Entenda como funciona

A bandeira tarifária é definida pela Agência Nacional de Energia Elétrica (Aneel) e fica vigente durante todo o mês, sendo aplicada a todos os consumidores do Ambiente de Contratação Regulada (ACR), ou seja, quem compra energia das distribuidoras regionais.

O sistema considera fatores como o nível dos reservatórios das hidrelétricas, a necessidade de acionar usinas termelétricas (mais caras) e o custo de geração de energia no mercado.

Classificação

A bandeira na conta de luz mostra quando as condições para produzir eletricidade estão favoráveis, intermediárias ou desfavoráveis, e se haverá acréscimo na tarifa.

Bandeira Verde

Condições favoráveis de geração de energia. Não há acréscimo na tarifa.

Bandeira Amarela

Condições menos favoráveis. R$ 1,885 a cada 100 quilowatts-hora (kWh) consumidos.

Bandeira Vermelha – Patamar 1

Condições desfavoráveis de geração de energia. R$ 4,463 a cada 100 kWh consumidos.

Bandeira Vermelha – Patamar 2

Condições muito desfavoráveis.  R$ 7,877 a cada 100 kWh consumidos

Gestão e destinação dos recursos

Os valores adicionais arrecadados quando as bandeiras amarela ou vermelha estão vigentes não possuem natureza tributária e não são repassados ao Governo Federal.

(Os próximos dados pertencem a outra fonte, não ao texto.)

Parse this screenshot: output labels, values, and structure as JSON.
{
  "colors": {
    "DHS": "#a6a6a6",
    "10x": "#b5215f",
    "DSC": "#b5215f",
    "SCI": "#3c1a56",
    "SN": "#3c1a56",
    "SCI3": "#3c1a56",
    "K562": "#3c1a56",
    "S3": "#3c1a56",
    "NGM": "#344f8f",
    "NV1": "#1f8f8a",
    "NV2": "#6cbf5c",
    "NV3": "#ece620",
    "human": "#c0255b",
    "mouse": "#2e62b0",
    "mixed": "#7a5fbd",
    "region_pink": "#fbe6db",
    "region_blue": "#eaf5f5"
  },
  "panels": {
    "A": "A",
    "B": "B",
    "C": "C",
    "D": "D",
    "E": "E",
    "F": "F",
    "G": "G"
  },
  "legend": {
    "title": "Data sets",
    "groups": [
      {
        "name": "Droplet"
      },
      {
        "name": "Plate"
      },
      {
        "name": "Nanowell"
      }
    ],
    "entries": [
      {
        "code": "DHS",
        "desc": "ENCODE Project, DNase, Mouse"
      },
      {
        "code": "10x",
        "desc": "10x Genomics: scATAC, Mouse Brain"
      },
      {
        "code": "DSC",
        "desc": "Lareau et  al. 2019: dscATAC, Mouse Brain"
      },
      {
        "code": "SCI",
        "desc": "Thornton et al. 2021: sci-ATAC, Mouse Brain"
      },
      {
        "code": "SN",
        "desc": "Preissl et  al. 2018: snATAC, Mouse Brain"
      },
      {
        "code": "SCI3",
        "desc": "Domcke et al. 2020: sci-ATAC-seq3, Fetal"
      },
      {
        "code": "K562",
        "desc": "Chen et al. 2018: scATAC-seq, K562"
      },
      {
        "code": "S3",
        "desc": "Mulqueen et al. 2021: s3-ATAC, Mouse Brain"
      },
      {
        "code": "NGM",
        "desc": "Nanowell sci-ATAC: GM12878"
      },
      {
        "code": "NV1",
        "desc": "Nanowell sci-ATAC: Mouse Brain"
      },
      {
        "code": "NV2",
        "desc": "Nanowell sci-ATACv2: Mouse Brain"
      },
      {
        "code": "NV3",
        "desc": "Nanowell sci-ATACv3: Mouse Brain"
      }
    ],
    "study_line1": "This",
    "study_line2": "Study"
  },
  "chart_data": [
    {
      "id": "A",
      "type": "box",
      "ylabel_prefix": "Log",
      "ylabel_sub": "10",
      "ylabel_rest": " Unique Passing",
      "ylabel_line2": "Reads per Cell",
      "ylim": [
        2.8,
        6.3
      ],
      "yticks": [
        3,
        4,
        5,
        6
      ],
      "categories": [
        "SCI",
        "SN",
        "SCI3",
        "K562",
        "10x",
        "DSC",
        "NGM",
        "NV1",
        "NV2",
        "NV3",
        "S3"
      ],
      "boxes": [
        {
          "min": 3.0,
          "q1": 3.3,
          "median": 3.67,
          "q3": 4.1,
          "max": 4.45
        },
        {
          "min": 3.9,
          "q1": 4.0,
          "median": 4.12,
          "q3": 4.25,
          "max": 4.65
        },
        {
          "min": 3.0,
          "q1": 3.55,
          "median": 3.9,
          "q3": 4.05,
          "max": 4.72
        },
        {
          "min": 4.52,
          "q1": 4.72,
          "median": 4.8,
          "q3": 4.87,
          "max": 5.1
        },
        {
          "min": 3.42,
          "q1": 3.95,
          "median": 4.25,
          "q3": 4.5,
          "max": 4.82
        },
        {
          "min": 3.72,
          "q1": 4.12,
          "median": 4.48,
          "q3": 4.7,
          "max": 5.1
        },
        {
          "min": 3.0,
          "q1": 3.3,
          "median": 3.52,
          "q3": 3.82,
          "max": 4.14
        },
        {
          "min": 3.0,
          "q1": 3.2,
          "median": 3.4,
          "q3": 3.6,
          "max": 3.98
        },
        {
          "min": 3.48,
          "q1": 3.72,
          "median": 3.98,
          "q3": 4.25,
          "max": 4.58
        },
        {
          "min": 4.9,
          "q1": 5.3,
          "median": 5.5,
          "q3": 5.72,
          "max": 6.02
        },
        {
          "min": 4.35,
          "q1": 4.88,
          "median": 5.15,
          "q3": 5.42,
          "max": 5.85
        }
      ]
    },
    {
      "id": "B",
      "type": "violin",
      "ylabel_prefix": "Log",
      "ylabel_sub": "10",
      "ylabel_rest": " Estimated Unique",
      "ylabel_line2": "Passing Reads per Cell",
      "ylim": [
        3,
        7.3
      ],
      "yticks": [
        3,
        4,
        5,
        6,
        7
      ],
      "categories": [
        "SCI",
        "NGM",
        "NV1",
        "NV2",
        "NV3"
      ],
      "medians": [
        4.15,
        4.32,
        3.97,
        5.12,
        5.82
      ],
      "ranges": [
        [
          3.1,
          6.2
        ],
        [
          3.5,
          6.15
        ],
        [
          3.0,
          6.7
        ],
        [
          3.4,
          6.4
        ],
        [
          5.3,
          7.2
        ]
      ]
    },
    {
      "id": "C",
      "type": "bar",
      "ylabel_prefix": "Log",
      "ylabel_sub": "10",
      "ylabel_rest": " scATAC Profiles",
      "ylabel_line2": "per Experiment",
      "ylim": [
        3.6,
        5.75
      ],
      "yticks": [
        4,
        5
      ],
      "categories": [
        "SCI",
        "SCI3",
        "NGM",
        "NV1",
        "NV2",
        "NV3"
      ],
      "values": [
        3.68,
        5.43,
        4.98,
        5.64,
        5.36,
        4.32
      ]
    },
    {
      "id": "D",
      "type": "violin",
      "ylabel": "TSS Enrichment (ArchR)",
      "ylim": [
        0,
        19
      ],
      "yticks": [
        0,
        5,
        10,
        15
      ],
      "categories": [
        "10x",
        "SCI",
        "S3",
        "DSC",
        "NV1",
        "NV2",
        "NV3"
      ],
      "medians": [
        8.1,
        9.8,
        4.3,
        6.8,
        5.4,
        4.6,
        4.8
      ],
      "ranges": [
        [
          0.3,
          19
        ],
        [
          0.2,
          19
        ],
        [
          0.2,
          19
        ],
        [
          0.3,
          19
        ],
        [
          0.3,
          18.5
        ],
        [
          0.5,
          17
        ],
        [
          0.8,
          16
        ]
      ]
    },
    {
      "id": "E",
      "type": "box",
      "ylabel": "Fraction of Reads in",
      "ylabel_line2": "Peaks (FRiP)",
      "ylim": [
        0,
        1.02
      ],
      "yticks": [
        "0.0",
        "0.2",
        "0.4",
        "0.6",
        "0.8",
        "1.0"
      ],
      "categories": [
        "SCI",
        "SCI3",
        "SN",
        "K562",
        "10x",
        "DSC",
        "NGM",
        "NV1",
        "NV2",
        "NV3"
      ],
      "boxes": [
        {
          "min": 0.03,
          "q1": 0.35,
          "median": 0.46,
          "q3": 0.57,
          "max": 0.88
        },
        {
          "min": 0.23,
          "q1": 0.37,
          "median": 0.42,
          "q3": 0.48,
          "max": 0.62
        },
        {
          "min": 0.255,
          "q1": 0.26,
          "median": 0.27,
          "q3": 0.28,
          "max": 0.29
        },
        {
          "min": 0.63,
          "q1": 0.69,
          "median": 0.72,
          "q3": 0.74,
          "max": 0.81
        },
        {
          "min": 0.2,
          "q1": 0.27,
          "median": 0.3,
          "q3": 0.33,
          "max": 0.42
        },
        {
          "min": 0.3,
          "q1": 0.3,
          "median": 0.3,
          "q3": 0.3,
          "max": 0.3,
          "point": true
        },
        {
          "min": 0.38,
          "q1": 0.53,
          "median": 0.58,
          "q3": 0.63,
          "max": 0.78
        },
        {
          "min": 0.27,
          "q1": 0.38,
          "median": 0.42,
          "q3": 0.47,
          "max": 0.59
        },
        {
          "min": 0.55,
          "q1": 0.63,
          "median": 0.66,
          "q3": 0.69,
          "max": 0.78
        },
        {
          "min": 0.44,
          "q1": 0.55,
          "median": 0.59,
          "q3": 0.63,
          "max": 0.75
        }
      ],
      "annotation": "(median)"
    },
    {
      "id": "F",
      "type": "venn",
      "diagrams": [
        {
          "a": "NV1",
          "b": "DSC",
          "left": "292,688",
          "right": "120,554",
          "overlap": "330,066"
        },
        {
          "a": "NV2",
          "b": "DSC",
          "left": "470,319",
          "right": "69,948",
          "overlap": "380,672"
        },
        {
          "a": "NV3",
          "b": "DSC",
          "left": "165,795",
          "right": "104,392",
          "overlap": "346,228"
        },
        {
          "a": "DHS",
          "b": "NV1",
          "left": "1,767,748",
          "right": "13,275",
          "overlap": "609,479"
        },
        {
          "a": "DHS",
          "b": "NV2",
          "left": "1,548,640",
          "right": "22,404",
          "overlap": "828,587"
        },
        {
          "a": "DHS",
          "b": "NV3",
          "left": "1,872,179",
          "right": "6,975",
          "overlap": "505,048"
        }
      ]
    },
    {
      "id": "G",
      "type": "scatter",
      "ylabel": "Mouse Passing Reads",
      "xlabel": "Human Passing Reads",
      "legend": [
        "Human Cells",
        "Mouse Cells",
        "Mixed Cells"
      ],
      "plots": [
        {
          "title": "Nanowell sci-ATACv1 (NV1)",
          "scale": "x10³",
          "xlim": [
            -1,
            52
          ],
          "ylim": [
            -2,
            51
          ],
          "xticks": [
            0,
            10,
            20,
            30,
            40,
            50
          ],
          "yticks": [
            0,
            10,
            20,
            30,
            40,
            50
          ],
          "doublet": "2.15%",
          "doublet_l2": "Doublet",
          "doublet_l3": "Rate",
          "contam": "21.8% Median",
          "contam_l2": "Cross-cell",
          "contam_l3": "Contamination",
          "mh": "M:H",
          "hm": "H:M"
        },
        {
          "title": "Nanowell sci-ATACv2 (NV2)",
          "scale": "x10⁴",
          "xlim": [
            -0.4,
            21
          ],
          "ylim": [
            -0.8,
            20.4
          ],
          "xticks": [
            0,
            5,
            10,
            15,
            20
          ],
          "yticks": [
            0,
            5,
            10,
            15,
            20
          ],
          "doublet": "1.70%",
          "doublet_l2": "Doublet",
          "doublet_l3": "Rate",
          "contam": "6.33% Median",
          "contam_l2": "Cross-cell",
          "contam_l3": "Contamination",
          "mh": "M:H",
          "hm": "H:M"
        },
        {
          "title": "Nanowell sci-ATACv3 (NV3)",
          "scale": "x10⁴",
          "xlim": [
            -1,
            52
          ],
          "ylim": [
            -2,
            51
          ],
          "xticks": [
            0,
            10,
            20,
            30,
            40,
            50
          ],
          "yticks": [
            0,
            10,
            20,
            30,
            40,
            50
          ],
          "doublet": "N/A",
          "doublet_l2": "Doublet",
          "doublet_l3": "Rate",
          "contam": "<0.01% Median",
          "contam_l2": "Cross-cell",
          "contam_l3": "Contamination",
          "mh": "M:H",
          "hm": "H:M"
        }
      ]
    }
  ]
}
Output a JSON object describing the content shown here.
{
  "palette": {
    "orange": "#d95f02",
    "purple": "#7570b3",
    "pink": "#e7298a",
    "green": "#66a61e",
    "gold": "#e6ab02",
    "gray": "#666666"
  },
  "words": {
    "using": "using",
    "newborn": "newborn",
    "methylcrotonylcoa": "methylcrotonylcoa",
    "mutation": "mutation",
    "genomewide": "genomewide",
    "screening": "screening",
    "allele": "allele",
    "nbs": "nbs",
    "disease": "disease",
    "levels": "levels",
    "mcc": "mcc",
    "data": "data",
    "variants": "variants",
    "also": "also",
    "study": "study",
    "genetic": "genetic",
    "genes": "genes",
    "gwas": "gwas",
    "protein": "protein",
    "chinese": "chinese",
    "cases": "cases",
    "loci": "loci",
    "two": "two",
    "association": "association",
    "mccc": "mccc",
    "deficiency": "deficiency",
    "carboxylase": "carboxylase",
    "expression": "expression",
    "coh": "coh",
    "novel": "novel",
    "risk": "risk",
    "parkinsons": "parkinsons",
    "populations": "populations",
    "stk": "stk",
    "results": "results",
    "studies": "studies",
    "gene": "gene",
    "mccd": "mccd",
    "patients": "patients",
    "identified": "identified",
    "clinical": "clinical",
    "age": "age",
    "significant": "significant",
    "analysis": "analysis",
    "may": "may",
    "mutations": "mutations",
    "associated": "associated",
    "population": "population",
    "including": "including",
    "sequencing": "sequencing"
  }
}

Tais recursos são direcionados à “Conta Centralizadora dos Recursos de Bandeiras Tarifárias” (Conta Bandeiras), um fundo setorial administrado pela Câmara de Comercialização de Energia Elétrica (CCEE). A finalidade desta conta é compensar as distribuidoras pelos custos adicionais incorridos na aquisição de energia em períodos de geração desfavorável.

A instituição e o gerenciamento da referida conta estão fundamentados no Decreto nº 8.401, de 4 de fevereiro de 2015.